In some cases, asymptomatic gallstones are discovered by accident, during testing for another diagnosis. However, when pain persists, your health care provider may want to conduct a complete medical history and physical examination, in addition to the following diagnostic procedures for gallstones:

  • Ultrasound: A diagnostic technique that uses high-frequency sound waves to create an image of the internal organs.
  • Cholecystography: X-ray that shows the flow of contrast fluid through the intestines into the gallbladder.
  • Blood tests: These look for signs of infection, obstruction, jaundice and/or pancreatitis.
  • Computed tomography scan (also called a CT or CAT scan): A diagnostic imaging procedure that uses a combination of X-rays and computer technology to produce horizontal, or axial, images (often called slices) of the body.
  • Endoscopic retrograde cholangiopancreatography (ERCP): A procedure that involves inserting an endoscope (viewing tube) through the stomach and into the small intestine.
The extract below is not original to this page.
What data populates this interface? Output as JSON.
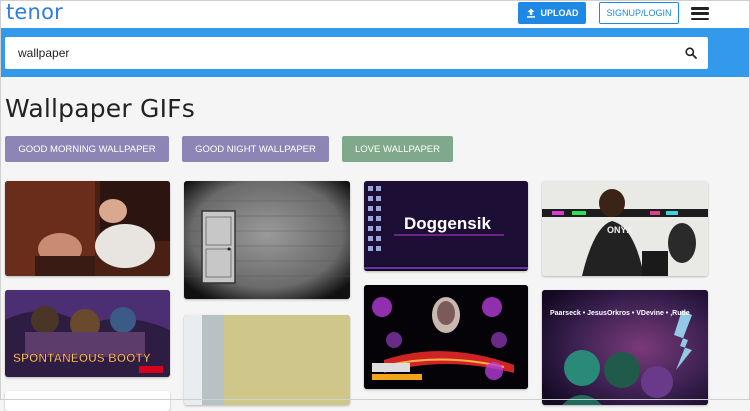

A special dye injected during this procedure shows the ducts in the biliary system.
  • Sphincterotomy: Opening the muscle sphincter, a ring of muscle around a natural opening that acts like a valve, wide enough so stones can pass into the intestine.

Types

When gallstones are present in the gallbladder itself, it is called cholelithiasis. When gallstones are present in the bile ducts, it is called choledocholithiasis. Gallstones that obstruct bile ducts can lead to a severe or life-threatening infection of the bile ducts, pancreas or liver. (Bile ducts can also be obstructed by cancer or trauma, but this is not related to gallstones).

Types of treatment

If the gallstones cause no symptoms, treatment is usually not necessary. However, if pain persists, treatment may include:

  • Gallbladder removal (cholecystectomy): Once removed, the bile flows directly from the liver to the small intestine. Side effects of this may include diarrhea because the bile is no longer stored in the gallbladder.
  • Oral dissolution therapy: Drugs made from bile acid are used to dissolve the stones.
  • Methyl-tert-butyl ether: A solution injected into the gallbladder to dissolve stones.
  • Extracorporeal shockwave lithotripsy (ESWL): A procedure that uses shock waves to break stones up into tiny pieces that can pass through the bile ducts without causing blockages.
  • ​Contact dissolution therapy: An experimental procedure that involves injecting a drug directly into the gallbladder to dissolve the stones.